Nach einem selbst für ukrainische Verhältnisse grossen Fall von Betrug und Korruption im Justizapparat und Gesundheitswesen kündigte der ukrainische Präsident Wolodymyr Selenskyj in seiner Videobotschaft eine Sondersitzung des Nationalen Sicherheits- und Verteidigungsrats an.
Im westukrainischen Gebiet Chmelnyzkyj hatten Behörden Ermittlungen gegen fast 50 Staatsanwälte eingeleitet, die sich einen Behindertenstatus erkauft haben sollen, um etwa einen Kriegseinsatz zu vermeiden.

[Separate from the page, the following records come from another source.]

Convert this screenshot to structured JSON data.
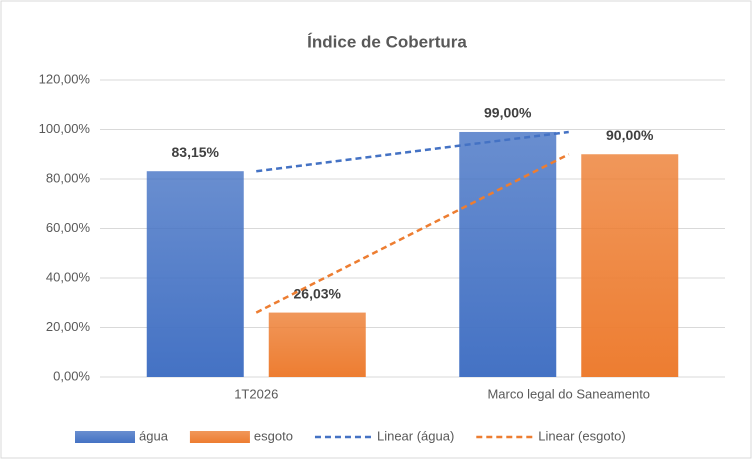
{
  "chart_data": {
    "type": "bar",
    "title": "Índice de Cobertura",
    "categories": [
      "1T2026",
      "Marco legal do Saneamento"
    ],
    "series": [
      {
        "name": "água",
        "color": "#4472c4",
        "values": [
          83.15,
          99
        ],
        "value_labels": [
          "83,15%",
          "99,00%"
        ],
        "trendline": {
          "name": "Linear (água)",
          "type": "linear",
          "dashed": true
        }
      },
      {
        "name": "esgoto",
        "color": "#ed7d31",
        "values": [
          26.03,
          90
        ],
        "value_labels": [
          "26,03%",
          "90,00%"
        ],
        "trendline": {
          "name": "Linear (esgoto)",
          "type": "linear",
          "dashed": true
        }
      }
    ],
    "ylim": [
      0,
      120
    ],
    "yticks": [
      {
        "value": 0,
        "label": "0,00%"
      },
      {
        "value": 20,
        "label": "20,00%"
      },
      {
        "value": 40,
        "label": "40,00%"
      },
      {
        "value": 60,
        "label": "60,00%"
      },
      {
        "value": 80,
        "label": "80,00%"
      },
      {
        "value": 100,
        "label": "100,00%"
      },
      {
        "value": 120,
        "label": "120,00%"
      }
    ],
    "grid": true,
    "legend": "bottom"
  }
}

Wenn sich so etwas abspiele, brauche das Land keine äusseren Feinde, sagte Selenskyj. «Das ist wirklich ein innerer Feind.» Er forderte den Geheimdienst und die Generalstaatsanwaltschaft zum energischen Durchgreifen auf. Der Skandal erschütterte das Land, nachdem ein Investigativjournalist die Machenschaften öffentlich gemacht hatte.

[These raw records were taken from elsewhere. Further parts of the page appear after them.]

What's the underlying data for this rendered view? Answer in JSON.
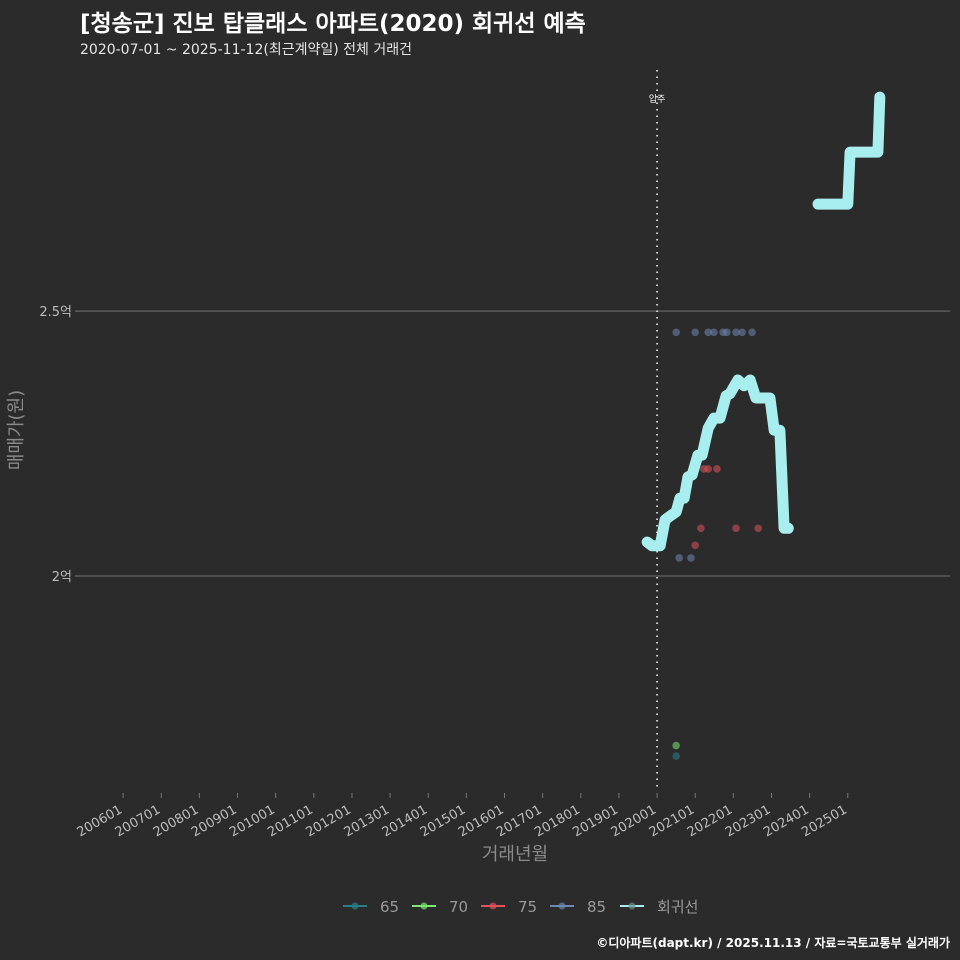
{
  "title": "[청송군] 진보 탑클래스 아파트(2020) 회귀선 예측",
  "subtitle": "2020-07-01 ~ 2025-11-12(최근계약일) 전체 거래건",
  "caption": "©디아파트(dapt.kr) / 2025.11.13 / 자료=국토교통부 실거래가",
  "colors": {
    "65": "#2a7f86",
    "70": "#7be86f",
    "75": "#e0535a",
    "85": "#6f86b0",
    "line": "#a8eeee",
    "bg": "#2b2b2c"
  },
  "chart_data": {
    "type": "scatter",
    "xlabel": "거래년월",
    "ylabel": "매매가(원)",
    "xlim": [
      2004.87,
      2027.68
    ],
    "ylim": [
      15960,
      29740
    ],
    "y_unit": "만원",
    "yticks": [
      {
        "value": 20000,
        "label": "2억"
      },
      {
        "value": 25000,
        "label": "2.5억"
      }
    ],
    "xticks": [
      {
        "value": 2006,
        "label": "200601"
      },
      {
        "value": 2007,
        "label": "200701"
      },
      {
        "value": 2008,
        "label": "200801"
      },
      {
        "value": 2009,
        "label": "200901"
      },
      {
        "value": 2010,
        "label": "201001"
      },
      {
        "value": 2011,
        "label": "201101"
      },
      {
        "value": 2012,
        "label": "201201"
      },
      {
        "value": 2013,
        "label": "201301"
      },
      {
        "value": 2014,
        "label": "201401"
      },
      {
        "value": 2015,
        "label": "201501"
      },
      {
        "value": 2016,
        "label": "201601"
      },
      {
        "value": 2017,
        "label": "201701"
      },
      {
        "value": 2018,
        "label": "201801"
      },
      {
        "value": 2019,
        "label": "201901"
      },
      {
        "value": 2020,
        "label": "202001"
      },
      {
        "value": 2021,
        "label": "202101"
      },
      {
        "value": 2022,
        "label": "202201"
      },
      {
        "value": 2023,
        "label": "202301"
      },
      {
        "value": 2024,
        "label": "202401"
      },
      {
        "value": 2025,
        "label": "202501"
      }
    ],
    "annotation": {
      "x": 2020,
      "label": "입주"
    },
    "series": [
      {
        "name": "65",
        "points": [
          [
            2020.5,
            16600
          ]
        ]
      },
      {
        "name": "70",
        "points": [
          [
            2020.5,
            16800
          ]
        ]
      },
      {
        "name": "75",
        "points": [
          [
            2021.0,
            20580
          ],
          [
            2021.15,
            20900
          ],
          [
            2021.23,
            22020
          ],
          [
            2021.34,
            22020
          ],
          [
            2021.57,
            22020
          ],
          [
            2022.07,
            20900
          ],
          [
            2022.65,
            20900
          ]
        ]
      },
      {
        "name": "85",
        "points": [
          [
            2020.5,
            24600
          ],
          [
            2021.0,
            24600
          ],
          [
            2021.34,
            24600
          ],
          [
            2021.49,
            24600
          ],
          [
            2021.73,
            24600
          ],
          [
            2021.83,
            24600
          ],
          [
            2022.07,
            24600
          ],
          [
            2022.23,
            24600
          ],
          [
            2022.49,
            24600
          ],
          [
            2020.58,
            20340
          ],
          [
            2020.89,
            20340
          ]
        ]
      },
      {
        "name": "회귀선",
        "type": "line",
        "segments": [
          [
            [
              2019.74,
              20640
            ],
            [
              2019.87,
              20570
            ],
            [
              2020.08,
              20570
            ],
            [
              2020.21,
              21060
            ],
            [
              2020.34,
              21130
            ],
            [
              2020.5,
              21210
            ],
            [
              2020.6,
              21470
            ],
            [
              2020.71,
              21470
            ],
            [
              2020.81,
              21870
            ],
            [
              2020.92,
              21910
            ],
            [
              2021.07,
              22280
            ],
            [
              2021.18,
              22280
            ],
            [
              2021.34,
              22790
            ],
            [
              2021.49,
              22980
            ],
            [
              2021.65,
              22980
            ],
            [
              2021.81,
              23400
            ],
            [
              2021.91,
              23440
            ],
            [
              2022.12,
              23700
            ],
            [
              2022.28,
              23590
            ],
            [
              2022.44,
              23700
            ],
            [
              2022.59,
              23360
            ],
            [
              2022.75,
              23360
            ],
            [
              2022.91,
              23360
            ],
            [
              2022.96,
              23360
            ],
            [
              2023.07,
              22750
            ],
            [
              2023.22,
              22750
            ],
            [
              2023.33,
              20900
            ],
            [
              2023.44,
              20900
            ]
          ],
          [
            [
              2024.22,
              27020
            ],
            [
              2025.0,
              27020
            ],
            [
              2025.06,
              28000
            ],
            [
              2025.79,
              28000
            ],
            [
              2025.84,
              29040
            ]
          ]
        ]
      }
    ],
    "legend": {
      "position": "bottom",
      "entries": [
        "65",
        "70",
        "75",
        "85",
        "회귀선"
      ]
    }
  }
}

Die Staatsanwälte bezogen laut dem Medienbericht wohl auch Behindertenrenten. Einige haben sich diese Einstufung demnach schon vor Kriegsbeginn besorgt, weil sie so schwerer entlassen und bei Beförderungen bevorzugt werden können.
Auslöser des Skandals war die Festnahme der Leiterin der medizinisch-sozialen Expertenkommission zur Einschätzung von Behinderungsgraden im Gebiet Chmelnyzkyj Anfang Oktober. Die Frau, die für Selenskyjs Partei im Gebietsrat sass, soll Tausende Ukrainer gegen Schmiergeld als behindert und wehruntauglich eingestuft haben.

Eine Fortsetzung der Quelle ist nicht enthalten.